An implementation of Fermat’s algorithm that is a slight improvement on code in this book is here.

FermatFactor[n_?OddQ]:=Module[{s=Floor@Sqrt[n+0``1],r,u,v=1},   If[s^2==n,Return@{s,s}];   {r,u}={(s+1)^2-n,2*s+3};   While[r!=0,     While[r>0,       r-=v;v+=2     ];     If[r<0,r+=u;u+=2]   ];   (u+{-v,v-2})/2 ] 

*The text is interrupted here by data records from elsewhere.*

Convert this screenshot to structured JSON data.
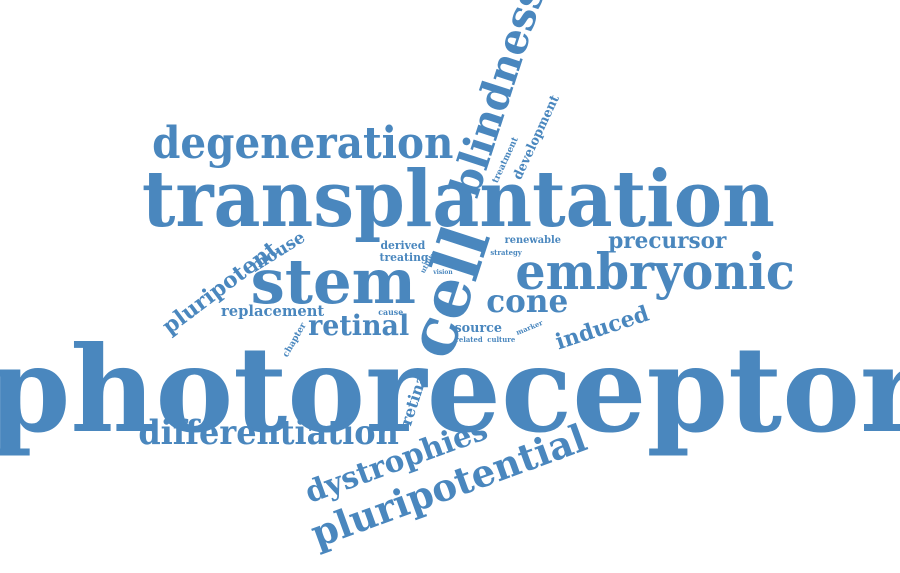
{
  "color": "#4a87be",
  "words": [
    {
      "text": "photoreceptor",
      "name": "word-photoreceptor"
    },
    {
      "text": "transplantation",
      "name": "word-transplantation"
    },
    {
      "text": "stem",
      "name": "word-stem"
    },
    {
      "text": "embryonic",
      "name": "word-embryonic"
    },
    {
      "text": "cell",
      "name": "word-cell"
    },
    {
      "text": "degeneration",
      "name": "word-degeneration"
    },
    {
      "text": "blindness",
      "name": "word-blindness"
    },
    {
      "text": "differentiation",
      "name": "word-differentiation"
    },
    {
      "text": "pluripotential",
      "name": "word-pluripotential"
    },
    {
      "text": "dystrophies",
      "name": "word-dystrophies"
    },
    {
      "text": "cone",
      "name": "word-cone"
    },
    {
      "text": "retinal",
      "name": "word-retinal"
    },
    {
      "text": "precursor",
      "name": "word-precursor"
    },
    {
      "text": "induced",
      "name": "word-induced"
    },
    {
      "text": "pluripotent",
      "name": "word-pluripotent"
    },
    {
      "text": "replacement",
      "name": "word-replacement"
    },
    {
      "text": "mouse",
      "name": "word-mouse"
    },
    {
      "text": "retina",
      "name": "word-retina"
    },
    {
      "text": "source",
      "name": "word-source"
    },
    {
      "text": "derived",
      "name": "word-derived"
    },
    {
      "text": "treating",
      "name": "word-treating"
    },
    {
      "text": "renewable",
      "name": "word-renewable"
    },
    {
      "text": "development",
      "name": "word-development"
    },
    {
      "text": "treatment",
      "name": "word-treatment"
    },
    {
      "text": "strategy",
      "name": "word-strategy"
    },
    {
      "text": "utility",
      "name": "word-utility"
    },
    {
      "text": "chapter",
      "name": "word-chapter"
    },
    {
      "text": "cause",
      "name": "word-cause"
    },
    {
      "text": "vision",
      "name": "word-vision"
    },
    {
      "text": "related",
      "name": "word-related"
    },
    {
      "text": "culture",
      "name": "word-culture"
    },
    {
      "text": "marker",
      "name": "word-marker"
    }
  ]
}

The main improvement above is the fast implementation of Floor[Sqrt[n]] from MichaelE2. The above implementation will factor the following in less than 0.1 seconds!

SeedRandom[100]; p=10^50; n=NextPrime@RandomInteger[{p-80000,p-60000}]*NextPrime@RandomInteger[{p+80000,p+60000}]; FermatFactor[n] (*{99999999999999999999999999999999999999999999920467,100000000000000000000000000000000000000000000075667}*) 

I have Mathematica Version 12.0.0 and FactorInteger[n] takes a very long time on that example. Can FactorInteger in Mathematica 12.2 do it in a reasonable amount of time?